Camp Davey erupted this morning after it was learnt that the NME has apparently rejected a request from the troubled artist to stop the war in Iraq.
“Look, I don’t know who you are or what camp you belong to,” snapped a harried-sounding NME staffer via telephone from London, “but there’s a war going on, in case you hadn’t logged in. And frankly, such serious issues far out-weigh any concerns I might have about rejecting this so-called “rock star” and his pathetic – no, freak it: AMATEUR attempt at a live review. Of Massive Attack, for freak’s sake – Massive Attack. Davey Dreamnation doesn’t give a damn about the war in Iraq. Now, grow up.”

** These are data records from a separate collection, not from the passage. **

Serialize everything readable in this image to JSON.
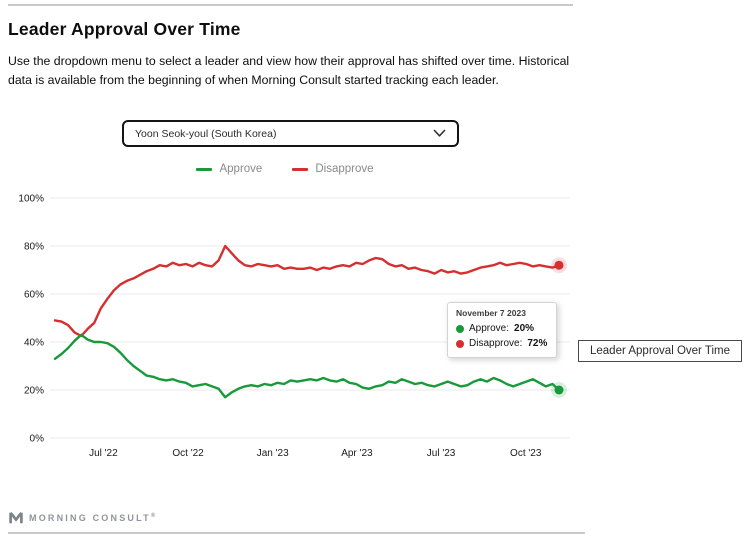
{
  "page": {
    "title": "Leader Approval Over Time",
    "description": "Use the dropdown menu to select a leader and view how their approval has shifted over time. Historical data is available from the beginning of when Morning Consult started tracking each leader."
  },
  "dropdown": {
    "selected": "Yoon Seok-youl (South Korea)",
    "chevron_icon": "chevron-down"
  },
  "legend": [
    {
      "label": "Approve",
      "color": "#189A3B"
    },
    {
      "label": "Disapprove",
      "color": "#D52F2F"
    }
  ],
  "tooltip": {
    "date": "November 7 2023",
    "rows": [
      {
        "label": "Approve:",
        "value": "20%"
      },
      {
        "label": "Disapprove:",
        "value": "72%"
      }
    ]
  },
  "floating_label": "Leader Approval Over Time",
  "footer": {
    "brand": "MORNING CONSULT",
    "trademark": "®",
    "logo_icon": "morning-consult-m"
  },
  "chart_data": {
    "type": "line",
    "title": "Leader Approval Over Time",
    "xlabel": "",
    "ylabel": "",
    "ylim": [
      0,
      100
    ],
    "grid": true,
    "legend_position": "top",
    "x_range": [
      "mid-May 2022",
      "November 7 2023"
    ],
    "x_interval": "weekly",
    "y_ticks": [
      "0%",
      "20%",
      "40%",
      "60%",
      "80%",
      "100%"
    ],
    "x_ticks": [
      {
        "label": "Jul '22",
        "f": 0.096
      },
      {
        "label": "Oct '22",
        "f": 0.264
      },
      {
        "label": "Jan '23",
        "f": 0.432
      },
      {
        "label": "Apr '23",
        "f": 0.599
      },
      {
        "label": "Jul '23",
        "f": 0.766
      },
      {
        "label": "Oct '23",
        "f": 0.934
      }
    ],
    "series": [
      {
        "name": "Approve",
        "color": "#189A3B",
        "values": [
          33,
          35,
          37.5,
          40.5,
          43,
          41,
          40,
          40,
          39.5,
          38,
          35.5,
          32.5,
          30,
          28,
          26,
          25.5,
          24.5,
          24,
          24.5,
          23.5,
          23,
          21.5,
          22,
          22.5,
          21.5,
          20.5,
          17,
          19,
          20.5,
          21.5,
          22,
          21.5,
          22.5,
          22,
          23,
          22.5,
          24,
          23.5,
          24,
          24.5,
          24,
          25,
          24,
          23.5,
          24.5,
          23,
          22.5,
          21,
          20.5,
          21.5,
          22,
          23.5,
          23,
          24.5,
          23.5,
          22.5,
          23,
          22,
          21.5,
          22.5,
          23.5,
          22.5,
          21.5,
          22,
          23.5,
          24.5,
          23.5,
          25,
          24,
          22.5,
          21.5,
          22.5,
          23.5,
          24.5,
          23,
          21.5,
          22.5,
          20
        ]
      },
      {
        "name": "Disapprove",
        "color": "#D52F2F",
        "values": [
          49,
          48.5,
          47,
          44,
          42.5,
          45.5,
          48,
          54,
          58,
          61.5,
          64,
          65.5,
          66.5,
          68,
          69.5,
          70.5,
          72,
          71.5,
          73,
          72,
          72.5,
          71.5,
          73,
          72,
          71.5,
          74,
          80,
          77,
          74,
          72,
          71.5,
          72.5,
          72,
          71.5,
          72,
          70.5,
          71,
          70.5,
          70.5,
          71,
          70,
          71,
          70.5,
          71.5,
          72,
          71.5,
          73,
          72.5,
          74,
          75,
          74.5,
          72.5,
          71.5,
          72,
          70.5,
          71,
          70,
          69.5,
          68.5,
          70,
          69,
          69.5,
          68.5,
          69,
          70,
          71,
          71.5,
          72,
          73,
          72,
          72.5,
          73,
          72.5,
          71.5,
          72,
          71.5,
          71,
          72
        ]
      }
    ],
    "end_markers": [
      {
        "series": "Approve",
        "value": 20
      },
      {
        "series": "Disapprove",
        "value": 72
      }
    ]
  }
}
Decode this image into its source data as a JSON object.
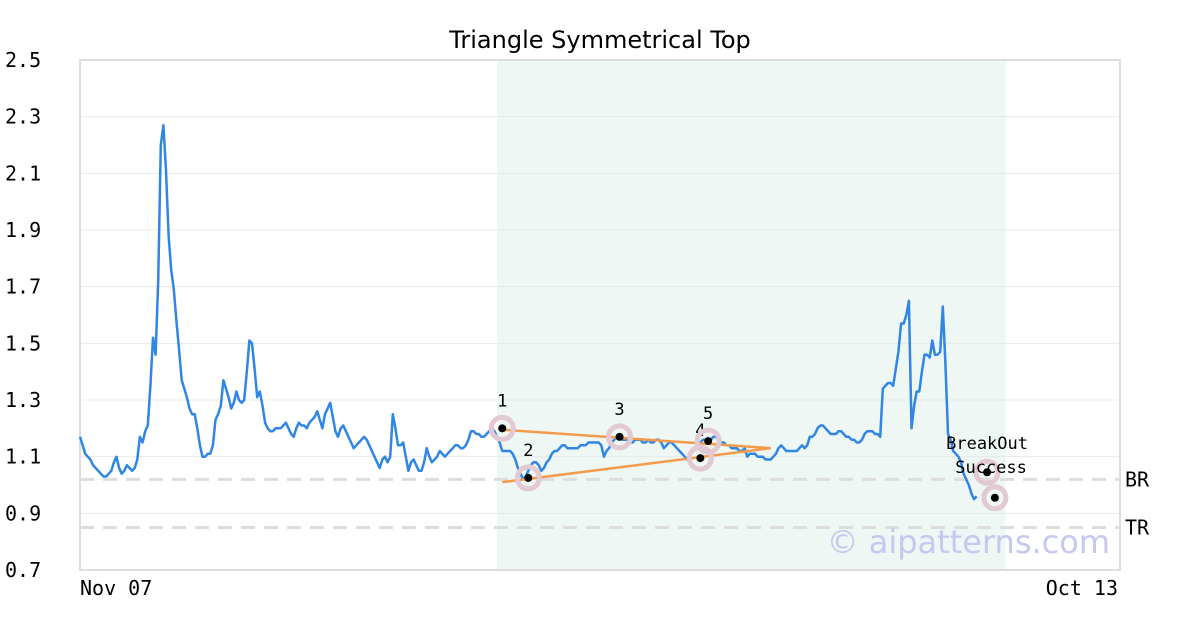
{
  "chart_data": {
    "type": "line",
    "title": "Triangle Symmetrical Top",
    "xlabel": "",
    "ylabel": "",
    "ylim": [
      0.7,
      2.5
    ],
    "y_ticks": [
      "0.7",
      "0.9",
      "1.1",
      "1.3",
      "1.5",
      "1.7",
      "1.9",
      "2.1",
      "2.3",
      "2.5"
    ],
    "x_labels": {
      "start": "Nov 07",
      "end": "Oct 13"
    },
    "n_points": 400,
    "grid": "horizontal",
    "highlight": {
      "from": 160,
      "to": 355,
      "color": "#eef7f3"
    },
    "colors": {
      "price": "#2f86e4",
      "trend": "#f39b4b",
      "marker": "#e2c9d3",
      "ref": "#dddddd",
      "frame": "#dddddd"
    },
    "series": [
      {
        "values": [
          1.17,
          1.14,
          1.11,
          1.1,
          1.09,
          1.07,
          1.06,
          1.05,
          1.04,
          1.03,
          1.03,
          1.04,
          1.05,
          1.08,
          1.1,
          1.06,
          1.04,
          1.05,
          1.07,
          1.06,
          1.05,
          1.06,
          1.09,
          1.17,
          1.15,
          1.19,
          1.21,
          1.35,
          1.52,
          1.46,
          1.72,
          2.2,
          2.27,
          2.11,
          1.88,
          1.76,
          1.69,
          1.58,
          1.48,
          1.37,
          1.34,
          1.31,
          1.27,
          1.25,
          1.25,
          1.2,
          1.14,
          1.1,
          1.1,
          1.11,
          1.11,
          1.14,
          1.23,
          1.25,
          1.28,
          1.37,
          1.34,
          1.31,
          1.27,
          1.29,
          1.33,
          1.3,
          1.29,
          1.3,
          1.4,
          1.51,
          1.5,
          1.41,
          1.31,
          1.33,
          1.28,
          1.22,
          1.2,
          1.19,
          1.19,
          1.2,
          1.2,
          1.2,
          1.21,
          1.22,
          1.2,
          1.18,
          1.17,
          1.2,
          1.22,
          1.21,
          1.21,
          1.2,
          1.22,
          1.23,
          1.24,
          1.26,
          1.23,
          1.2,
          1.25,
          1.27,
          1.29,
          1.24,
          1.19,
          1.17,
          1.2,
          1.21,
          1.19,
          1.17,
          1.15,
          1.13,
          1.14,
          1.15,
          1.16,
          1.17,
          1.16,
          1.14,
          1.12,
          1.1,
          1.08,
          1.06,
          1.09,
          1.1,
          1.08,
          1.1,
          1.25,
          1.2,
          1.14,
          1.14,
          1.15,
          1.1,
          1.05,
          1.08,
          1.09,
          1.07,
          1.05,
          1.05,
          1.08,
          1.13,
          1.1,
          1.08,
          1.09,
          1.1,
          1.12,
          1.11,
          1.1,
          1.11,
          1.12,
          1.13,
          1.14,
          1.14,
          1.13,
          1.13,
          1.14,
          1.16,
          1.19,
          1.19,
          1.18,
          1.18,
          1.17,
          1.17,
          1.18,
          1.19,
          1.2,
          1.19,
          1.17,
          1.15,
          1.12,
          1.12,
          1.12,
          1.12,
          1.11,
          1.09,
          1.06,
          1.04,
          1.02,
          1.03,
          1.05,
          1.07,
          1.08,
          1.08,
          1.07,
          1.05,
          1.06,
          1.08,
          1.09,
          1.11,
          1.12,
          1.12,
          1.13,
          1.14,
          1.14,
          1.13,
          1.13,
          1.13,
          1.13,
          1.13,
          1.14,
          1.14,
          1.14,
          1.15,
          1.15,
          1.15,
          1.15,
          1.15,
          1.14,
          1.1,
          1.12,
          1.13,
          1.15,
          1.16,
          1.17,
          1.17,
          1.16,
          1.16,
          1.16,
          1.15,
          1.15,
          1.16,
          1.16,
          1.16,
          1.15,
          1.15,
          1.16,
          1.15,
          1.15,
          1.16,
          1.16,
          1.15,
          1.13,
          1.14,
          1.15,
          1.15,
          1.14,
          1.13,
          1.12,
          1.11,
          1.1,
          1.09,
          1.1,
          1.12,
          1.13,
          1.14,
          1.15,
          1.16,
          1.16,
          1.16,
          1.16,
          1.17,
          1.17,
          1.16,
          1.15,
          1.15,
          1.14,
          1.14,
          1.13,
          1.13,
          1.13,
          1.12,
          1.12,
          1.13,
          1.1,
          1.11,
          1.11,
          1.11,
          1.1,
          1.1,
          1.1,
          1.09,
          1.09,
          1.09,
          1.1,
          1.11,
          1.13,
          1.14,
          1.13,
          1.12,
          1.12,
          1.12,
          1.12,
          1.12,
          1.13,
          1.14,
          1.13,
          1.14,
          1.17,
          1.17,
          1.18,
          1.2,
          1.21,
          1.21,
          1.2,
          1.19,
          1.18,
          1.18,
          1.18,
          1.19,
          1.19,
          1.18,
          1.17,
          1.17,
          1.16,
          1.16,
          1.15,
          1.15,
          1.16,
          1.18,
          1.19,
          1.19,
          1.19,
          1.18,
          1.18,
          1.17,
          1.34,
          1.35,
          1.36,
          1.36,
          1.35,
          1.41,
          1.47,
          1.57,
          1.57,
          1.6,
          1.65,
          1.2,
          1.28,
          1.33,
          1.33,
          1.4,
          1.46,
          1.46,
          1.45,
          1.51,
          1.46,
          1.46,
          1.47,
          1.63,
          1.43,
          1.18,
          1.16,
          1.12,
          1.11,
          1.1,
          1.08,
          1.04,
          1.02,
          1.0,
          0.97,
          0.95,
          0.96
        ]
      }
    ],
    "ref_lines": [
      {
        "label": "BR",
        "value": 1.02
      },
      {
        "label": "TR",
        "value": 0.85
      }
    ],
    "trend_lines": [
      {
        "x1": 162,
        "y1": 1.195,
        "x2": 265,
        "y2": 1.13
      },
      {
        "x1": 162,
        "y1": 1.01,
        "x2": 265,
        "y2": 1.13
      }
    ],
    "pattern_points": [
      {
        "label": "1",
        "x": 162,
        "y": 1.2
      },
      {
        "label": "2",
        "x": 172,
        "y": 1.025
      },
      {
        "label": "3",
        "x": 207,
        "y": 1.17
      },
      {
        "label": "4",
        "x": 238,
        "y": 1.095
      },
      {
        "label": "5",
        "x": 241,
        "y": 1.155
      }
    ],
    "breakout": {
      "line1": "BreakOut",
      "line2": "Success",
      "x": 348,
      "y": 1.045
    },
    "end_point": {
      "x": 351,
      "y": 0.955
    },
    "watermark": "© aipatterns.com"
  }
}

An official Davey Dreamnation press conference is being planned for tomorrow morning (Majorca time) but it is rumoured that no less than eight elder statesmen of 1980s rock and beyond will perform in support of Davey’s cause(s).
“That’s right,” bleated an obviously out-of-sorts Scaramouche this afternoon outside the entrance to his neatly-swept enclosure, “Sir Nik Kershaw, Sir Mark Knopfler, Sirs Tears For Fears and Sir Spandau Ballet will be in the escort party, but as for those in attendance this evening, that’ll cost you five jars of marmalade.”
Sources a little closer to Davey along the food chain suggest that Davey is in the midst of a protracted battle with his demons.
“It’s like my blue turtles,” mused Stung, just yards away from the scene of “one of the most amazing outbursts of personal invective I’ve ever heard. No – witnessed. No – not witnessed, endured. That’s it. I mean, the symptoms, the repercussions, the angst – I’ve seen it all before. It’s hell, no doubting that. But I came through it, and so can Davey.”
When asked to confirm whether Davey’s rumoured “incendiary” new single may in fact be a rap anthem, Stung (and the llama) scurried back inside the electrified Camp Davey compound, refusing to accept even one clinker.